= Clayton Sumner Price =

American painter

Clayton Sumner "C. S." Price (1874 – 1950) was an American expressionist painter from Oregon.

==Biography==
Price was born on May 11, 1874, near Bedford, Iowa, and raised on farms and ranches there and in Wyoming and Alberta, Canada. In 1905, a local rancher loaned Price money so he could attend the St. Louis School of Fine Arts. Price attended the school during the 1905–1906 academic year; it would be his only formal training. In 1909, Price moved to Portland, Oregon, to work as an illustrator for The Pacific Monthly magazine. Price's illustrations of the magazine's Western stories were reminiscent of the work of Charles Marion Russell. Price left Portland in 1910, painting and working for room and board on the farms and ranches of his siblings in British Columbia and California for the next eight years. Price visited Monterey, California, in 1918. Price returned to Portland in 1929. During the 1930s, Price completed a series of large paintings as part of the Public Works of Art Project and the Federal Art Project. These works currently are displayed in Timberline Lodge, the Multnomah County Library, Pendleton High School, and the Portland Art Museum. He died on May 1, 1950.
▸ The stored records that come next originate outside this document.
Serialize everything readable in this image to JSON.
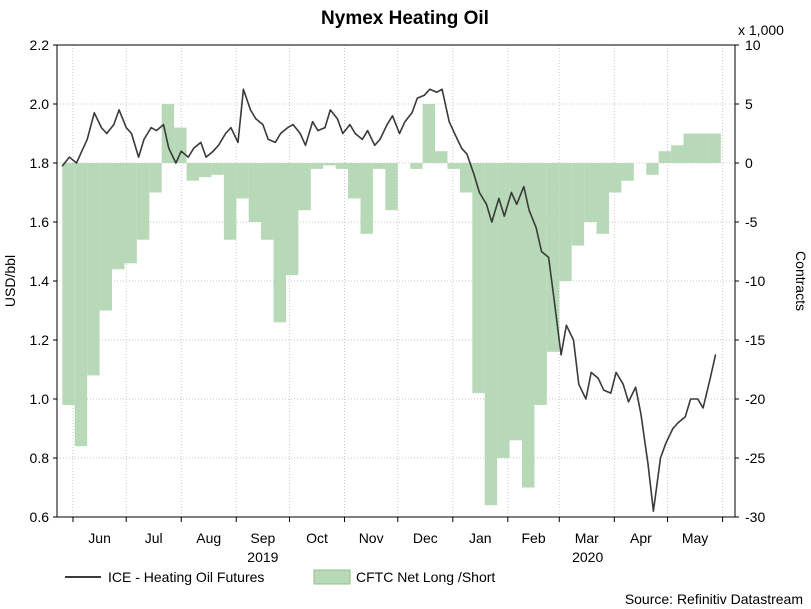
{
  "chart_data": {
    "type": "line",
    "title": "Nymex Heating Oil",
    "ylabel": "USD/bbl",
    "y2label": "Contracts",
    "y2_multiplier_label": "x 1,000",
    "ylim": [
      0.6,
      2.2
    ],
    "y2lim": [
      -30,
      10
    ],
    "yticks": [
      "0.6",
      "0.8",
      "1.0",
      "1.2",
      "1.4",
      "1.6",
      "1.8",
      "2.0",
      "2.2"
    ],
    "y2ticks": [
      "-30",
      "-25",
      "-20",
      "-15",
      "-10",
      "-5",
      "0",
      "5",
      "10"
    ],
    "x_months": [
      "Jun",
      "Jul",
      "Aug",
      "Sep",
      "Oct",
      "Nov",
      "Dec",
      "Jan",
      "Feb",
      "Mar",
      "Apr",
      "May"
    ],
    "x_years": [
      "2019",
      "2020"
    ],
    "legend": {
      "position": "bottom-left"
    },
    "source": "Source: Refinitiv Datastream",
    "colors": {
      "line": "#3a3a3a",
      "area_fill": "#b7d9b7",
      "area_stroke": "#8cc08c"
    },
    "series": [
      {
        "name": "ICE - Heating Oil Futures",
        "kind": "line",
        "axis": "left",
        "x": [
          "2019-05-26",
          "2019-05-30",
          "2019-06-03",
          "2019-06-06",
          "2019-06-09",
          "2019-06-13",
          "2019-06-17",
          "2019-06-20",
          "2019-06-24",
          "2019-06-27",
          "2019-07-01",
          "2019-07-04",
          "2019-07-08",
          "2019-07-11",
          "2019-07-15",
          "2019-07-18",
          "2019-07-22",
          "2019-07-25",
          "2019-07-29",
          "2019-08-01",
          "2019-08-05",
          "2019-08-08",
          "2019-08-12",
          "2019-08-15",
          "2019-08-19",
          "2019-08-22",
          "2019-08-26",
          "2019-08-29",
          "2019-09-02",
          "2019-09-05",
          "2019-09-09",
          "2019-09-12",
          "2019-09-16",
          "2019-09-19",
          "2019-09-23",
          "2019-09-26",
          "2019-09-30",
          "2019-10-03",
          "2019-10-07",
          "2019-10-10",
          "2019-10-14",
          "2019-10-17",
          "2019-10-21",
          "2019-10-24",
          "2019-10-28",
          "2019-10-31",
          "2019-11-04",
          "2019-11-07",
          "2019-11-11",
          "2019-11-14",
          "2019-11-18",
          "2019-11-21",
          "2019-11-25",
          "2019-11-28",
          "2019-12-02",
          "2019-12-05",
          "2019-12-09",
          "2019-12-12",
          "2019-12-16",
          "2019-12-19",
          "2019-12-23",
          "2019-12-26",
          "2019-12-30",
          "2020-01-02",
          "2020-01-06",
          "2020-01-09",
          "2020-01-13",
          "2020-01-16",
          "2020-01-20",
          "2020-01-23",
          "2020-01-27",
          "2020-01-30",
          "2020-02-03",
          "2020-02-06",
          "2020-02-10",
          "2020-02-13",
          "2020-02-17",
          "2020-02-20",
          "2020-02-24",
          "2020-02-27",
          "2020-03-02",
          "2020-03-05",
          "2020-03-09",
          "2020-03-12",
          "2020-03-16",
          "2020-03-19",
          "2020-03-23",
          "2020-03-26",
          "2020-03-30",
          "2020-04-02",
          "2020-04-06",
          "2020-04-09",
          "2020-04-13",
          "2020-04-16",
          "2020-04-20",
          "2020-04-23",
          "2020-04-27",
          "2020-04-30",
          "2020-05-04",
          "2020-05-07",
          "2020-05-11",
          "2020-05-14",
          "2020-05-18",
          "2020-05-21",
          "2020-05-25",
          "2020-05-28"
        ],
        "values": [
          1.79,
          1.82,
          1.8,
          1.84,
          1.88,
          1.97,
          1.92,
          1.9,
          1.93,
          1.98,
          1.92,
          1.9,
          1.82,
          1.88,
          1.92,
          1.91,
          1.93,
          1.85,
          1.8,
          1.84,
          1.82,
          1.85,
          1.87,
          1.82,
          1.84,
          1.86,
          1.9,
          1.92,
          1.87,
          2.05,
          1.98,
          1.95,
          1.93,
          1.88,
          1.87,
          1.9,
          1.92,
          1.93,
          1.9,
          1.86,
          1.94,
          1.91,
          1.92,
          1.98,
          1.95,
          1.9,
          1.93,
          1.9,
          1.88,
          1.91,
          1.86,
          1.88,
          1.93,
          1.96,
          1.9,
          1.94,
          1.97,
          2.02,
          2.03,
          2.05,
          2.04,
          2.05,
          1.94,
          1.9,
          1.85,
          1.83,
          1.76,
          1.7,
          1.66,
          1.6,
          1.68,
          1.62,
          1.7,
          1.66,
          1.72,
          1.64,
          1.58,
          1.5,
          1.48,
          1.34,
          1.15,
          1.25,
          1.2,
          1.05,
          1.0,
          1.09,
          1.07,
          1.03,
          1.02,
          1.09,
          1.05,
          0.99,
          1.04,
          0.95,
          0.78,
          0.62,
          0.8,
          0.85,
          0.9,
          0.92,
          0.94,
          1.0,
          1.0,
          0.97,
          1.07,
          1.15
        ]
      },
      {
        "name": "CFTC Net Long /Short",
        "kind": "area",
        "axis": "right",
        "x": [
          "2019-05-26",
          "2019-06-02",
          "2019-06-09",
          "2019-06-16",
          "2019-06-23",
          "2019-06-30",
          "2019-07-07",
          "2019-07-14",
          "2019-07-21",
          "2019-07-28",
          "2019-08-04",
          "2019-08-11",
          "2019-08-18",
          "2019-08-25",
          "2019-09-01",
          "2019-09-08",
          "2019-09-15",
          "2019-09-22",
          "2019-09-29",
          "2019-10-06",
          "2019-10-13",
          "2019-10-20",
          "2019-10-27",
          "2019-11-03",
          "2019-11-10",
          "2019-11-17",
          "2019-11-24",
          "2019-12-01",
          "2019-12-08",
          "2019-12-15",
          "2019-12-22",
          "2019-12-29",
          "2020-01-05",
          "2020-01-12",
          "2020-01-19",
          "2020-01-26",
          "2020-02-02",
          "2020-02-09",
          "2020-02-16",
          "2020-02-23",
          "2020-03-01",
          "2020-03-08",
          "2020-03-15",
          "2020-03-22",
          "2020-03-29",
          "2020-04-05",
          "2020-04-12",
          "2020-04-19",
          "2020-04-26",
          "2020-05-03",
          "2020-05-10",
          "2020-05-17",
          "2020-05-24"
        ],
        "values": [
          -20.5,
          -24,
          -18,
          -12.5,
          -9,
          -8.5,
          -6.5,
          -2.5,
          5,
          3,
          -1.5,
          -1.2,
          -1,
          -6.5,
          -3,
          -5,
          -6.5,
          -13.5,
          -9.5,
          -4,
          -0.5,
          -0.2,
          -0.5,
          -3,
          -6,
          -0.5,
          -4,
          0,
          -0.5,
          5,
          1,
          -0.5,
          -2.5,
          -19.5,
          -29,
          -25,
          -23.5,
          -27.5,
          -20.5,
          -16,
          -10,
          -7,
          -5,
          -6,
          -2.5,
          -1.5,
          0,
          -1,
          1,
          1.5,
          2.5,
          2.5,
          2.5
        ]
      }
    ]
  }
}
Price's long tenure in the San Francisco Bay Area and on the Monterey Peninsula had the most profound impact on the development of his art. He visited San Francisco for the Panama–Pacific International Exposition in the spring of 1915 and decided to stay. The following January he displayed two "remarkable" studies of domestic animals at the Exhibition of California Artists at the Memorial Museum. This was soon followed by an exhibit of "pastoral scenes" at Helgesen's Gallery. From 1917 to 1920 he studied as an occasional student at the California School of Fine Arts (today's San Francisco Art Institute) under Pedro Joseph de Lemos, Lee Fritz Randolph, and Frank Van Sloun, and was awarded a second prize at the school's annual exhibit in 1920. According to the U.S. Census that year he was unmarried and resided in San Francisco near his mentor and teacher, the renowned artist Gottardo Piazzoni.

By 1921 he was sharing a Monterey studio and residential address with artist William Gaskin and the Fauvist painter August Gay, a member of the Society of Six, at the old French Hotel, known as the Stevenson House. Price was first described as a very quiet "Bible-reading man" who painted illustrative cowboy scenes. He earned money by working at the local cannery and making picture frames. He studied with the popular Post-Impressionist painter Armin Hansen. In April 1922 he was one of three Monterey artists invited by Pedro Joseph de Lemos to exhibit at Stanford University, where, according to one critic, his ten displayed works were reminiscent of Frederic Remington. Shortly thereafter he exhibited at the: Del Monte Art Gallery (Monterey); Carmel Arts and Crafts Club; and California Gallery of American Art (San Francisco).

By 1924 his art had changed radically and the press now described his works as having simplified compositions, blocks of either crude or harmonious colors, and juxtaposed planes that rendered distorted perspectives. His art was attracting wealthy buyers. At this time he was in a very public and romantic relationship with the artist Ina Perham. In the summer of 1925 his decidedly Expressionist canvases, along with his earlier paintings, were given a one-man show at San Francisco's Galerie des Beaux Arts. When critics evaluated his new works, they called him a "colorist" with no interest in drawing, but they also claimed that he "set a high mark for Modernists." His huge scaled model of the town of "old Monterey" was displayed on the Peninsula.

In 1927 Price spent so much time in Berkeley and contributed to so many exhibits in the university town that he became a cult figure in the local art colony. That January his one-month show at the Berkeley League of Fine Arts attracted so much interest and so many students that it was extended into April; critics were enthralled by his purity, rhythm and progressive forms.

Ten of Hansen's most reformist students formed the somewhat amorphous "Monterey Group," which included Price and Perham, and in May 1927 staged a highly publicized exhibit at the Galerie des Beaux Arts. Although much of the exhibit was panned, Price's canvas entitled Ploughing was called "quite an achievement." That summer a jury accepted his art for the exhibit at the California State Fair. Although he moved to Portland in 1929 he maintained an active schedule of exhibitions in northern California. Price holds an honorary degree from Reed College.

==Style and collections==
His style grew throughout his life, moving through impressionism to expressionism. According to The Oregon Encyclopedia: "C.S. Price may be Oregon's most important and influential painter...[He] was nationally known in the 1940s."

Price's work can be found in the Northwest Collection of the Hallie Ford Museum of Art in Salem, Oregon.